A glass of white wine in his hand, Mr. Buzek paid little mind to the notion that the current financial unrest in Europe would lead to the euro’s collapse.

“Let us answer by having more solidarity,” he said. “We are a beautiful, fantastic Europe, and overcoming history is an imperative for us.”

Indeed, even in Ireland, which along with Greece has paid the steepest price for being tethered to the euro, economists are mostly uniform in their support of a single currency. They cite in particular the benefit of monetary stability and the fact that the euro zone has been saved from the harmful dynamic of competitive devaluations and capital controls that has flared up in emerging market economies.

“In an integrated world, having a common economic approach to policy has a lot of strength,” said Philip R. Lane, an economist at Trinity College in Dublin who oversees the influential Irish Economy blog.

But Mr. Nolling, the German economist, insists that whatever the euro’s supposed advantages, in practice European policy makers have gone too far in their effort to preserve the single currency.

The financial rescues of Greece and Ireland, he contends, are “unconstitutional” because they violate the euro zone’s no-bailout clause.
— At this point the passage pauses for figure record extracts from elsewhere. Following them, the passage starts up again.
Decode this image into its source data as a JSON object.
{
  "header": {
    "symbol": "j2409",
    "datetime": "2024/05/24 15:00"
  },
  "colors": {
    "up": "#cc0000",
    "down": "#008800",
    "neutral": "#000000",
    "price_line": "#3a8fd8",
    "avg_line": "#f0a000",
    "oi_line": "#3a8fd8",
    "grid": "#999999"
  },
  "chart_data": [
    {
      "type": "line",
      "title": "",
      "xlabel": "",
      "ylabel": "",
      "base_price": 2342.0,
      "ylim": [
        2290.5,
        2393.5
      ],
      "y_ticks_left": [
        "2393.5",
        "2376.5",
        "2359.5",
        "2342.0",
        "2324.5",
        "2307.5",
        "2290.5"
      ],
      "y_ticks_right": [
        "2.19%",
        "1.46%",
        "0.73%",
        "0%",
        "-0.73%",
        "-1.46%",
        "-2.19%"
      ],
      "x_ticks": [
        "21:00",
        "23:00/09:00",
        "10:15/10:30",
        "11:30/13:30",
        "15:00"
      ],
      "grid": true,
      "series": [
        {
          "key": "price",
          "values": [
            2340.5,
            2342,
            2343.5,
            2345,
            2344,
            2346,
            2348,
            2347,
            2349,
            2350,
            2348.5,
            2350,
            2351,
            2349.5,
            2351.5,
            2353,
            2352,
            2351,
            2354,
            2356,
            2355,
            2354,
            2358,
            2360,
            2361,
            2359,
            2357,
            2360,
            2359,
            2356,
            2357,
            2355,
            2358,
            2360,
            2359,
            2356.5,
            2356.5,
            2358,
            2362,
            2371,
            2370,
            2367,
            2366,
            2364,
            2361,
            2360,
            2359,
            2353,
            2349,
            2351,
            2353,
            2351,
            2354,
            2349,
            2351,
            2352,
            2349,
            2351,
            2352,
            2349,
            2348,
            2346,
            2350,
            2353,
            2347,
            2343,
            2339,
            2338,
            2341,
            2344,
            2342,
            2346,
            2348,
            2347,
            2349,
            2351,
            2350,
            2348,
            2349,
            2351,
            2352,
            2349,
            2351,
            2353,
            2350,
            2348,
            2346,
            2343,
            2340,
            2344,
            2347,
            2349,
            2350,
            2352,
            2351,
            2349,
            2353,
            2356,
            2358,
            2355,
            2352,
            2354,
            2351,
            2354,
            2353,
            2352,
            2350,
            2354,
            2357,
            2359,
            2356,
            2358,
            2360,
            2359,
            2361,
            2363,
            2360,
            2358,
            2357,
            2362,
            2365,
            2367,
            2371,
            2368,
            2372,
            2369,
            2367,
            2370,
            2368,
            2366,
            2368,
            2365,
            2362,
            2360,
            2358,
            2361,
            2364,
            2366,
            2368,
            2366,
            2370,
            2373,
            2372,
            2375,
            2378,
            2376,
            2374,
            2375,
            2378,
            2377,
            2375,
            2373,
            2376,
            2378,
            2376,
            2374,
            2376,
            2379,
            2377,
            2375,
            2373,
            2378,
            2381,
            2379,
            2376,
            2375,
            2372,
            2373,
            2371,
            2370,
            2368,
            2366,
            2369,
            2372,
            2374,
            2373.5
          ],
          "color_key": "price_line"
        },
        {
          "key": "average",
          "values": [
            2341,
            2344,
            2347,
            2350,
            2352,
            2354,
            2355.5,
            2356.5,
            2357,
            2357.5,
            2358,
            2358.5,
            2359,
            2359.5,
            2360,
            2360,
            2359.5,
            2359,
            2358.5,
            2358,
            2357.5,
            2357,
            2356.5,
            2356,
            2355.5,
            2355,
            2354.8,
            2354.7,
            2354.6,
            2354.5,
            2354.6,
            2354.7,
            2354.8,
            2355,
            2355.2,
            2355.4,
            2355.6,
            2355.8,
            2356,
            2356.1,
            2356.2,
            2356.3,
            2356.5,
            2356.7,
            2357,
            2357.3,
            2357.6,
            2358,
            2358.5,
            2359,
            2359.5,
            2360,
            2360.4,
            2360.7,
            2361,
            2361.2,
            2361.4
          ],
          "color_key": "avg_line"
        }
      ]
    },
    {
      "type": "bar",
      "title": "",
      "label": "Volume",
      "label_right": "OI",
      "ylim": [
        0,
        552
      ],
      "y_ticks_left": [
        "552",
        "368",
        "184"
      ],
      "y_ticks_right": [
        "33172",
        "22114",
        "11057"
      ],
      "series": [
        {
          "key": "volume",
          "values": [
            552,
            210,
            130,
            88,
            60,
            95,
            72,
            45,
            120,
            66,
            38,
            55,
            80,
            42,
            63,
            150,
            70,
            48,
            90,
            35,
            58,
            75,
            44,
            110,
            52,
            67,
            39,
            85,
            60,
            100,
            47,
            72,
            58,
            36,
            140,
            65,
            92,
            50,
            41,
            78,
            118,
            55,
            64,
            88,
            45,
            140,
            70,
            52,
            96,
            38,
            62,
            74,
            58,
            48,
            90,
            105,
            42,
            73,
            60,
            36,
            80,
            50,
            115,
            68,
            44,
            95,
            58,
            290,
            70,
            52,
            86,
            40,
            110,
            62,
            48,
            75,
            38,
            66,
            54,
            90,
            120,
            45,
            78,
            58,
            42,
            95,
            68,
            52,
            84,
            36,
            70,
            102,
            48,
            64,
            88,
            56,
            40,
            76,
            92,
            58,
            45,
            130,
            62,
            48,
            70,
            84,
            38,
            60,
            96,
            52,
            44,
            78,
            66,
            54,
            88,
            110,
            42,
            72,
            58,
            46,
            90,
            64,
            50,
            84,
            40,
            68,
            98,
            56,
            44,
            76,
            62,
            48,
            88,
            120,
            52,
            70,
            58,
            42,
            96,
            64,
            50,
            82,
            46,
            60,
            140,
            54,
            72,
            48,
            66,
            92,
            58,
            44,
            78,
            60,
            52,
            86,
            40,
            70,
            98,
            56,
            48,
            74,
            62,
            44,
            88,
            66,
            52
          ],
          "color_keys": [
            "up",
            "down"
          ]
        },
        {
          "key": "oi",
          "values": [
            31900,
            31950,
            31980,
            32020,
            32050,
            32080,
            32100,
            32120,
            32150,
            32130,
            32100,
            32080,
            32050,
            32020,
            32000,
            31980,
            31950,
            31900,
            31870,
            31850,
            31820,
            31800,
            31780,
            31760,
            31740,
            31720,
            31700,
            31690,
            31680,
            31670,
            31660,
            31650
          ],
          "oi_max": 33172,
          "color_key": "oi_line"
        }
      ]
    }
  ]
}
Germany’s constitutional court is expected to rule on a case brought by Mr. Nolling and a group of like-minded economists and lawyers early next year. While few expect a decision that would reverse the Irish and Greek interventions, the challenge is a blunt reminder that Germany, the European nation with the deepest pockets, remains deeply divided over the merits of the single currency and that further financial rescues could face many obstacles, both political and legal.

“We were told that the euro would achieve peace in Europe forever,” Mr. Nolling said, “but I am sad to say that the opposite is true.”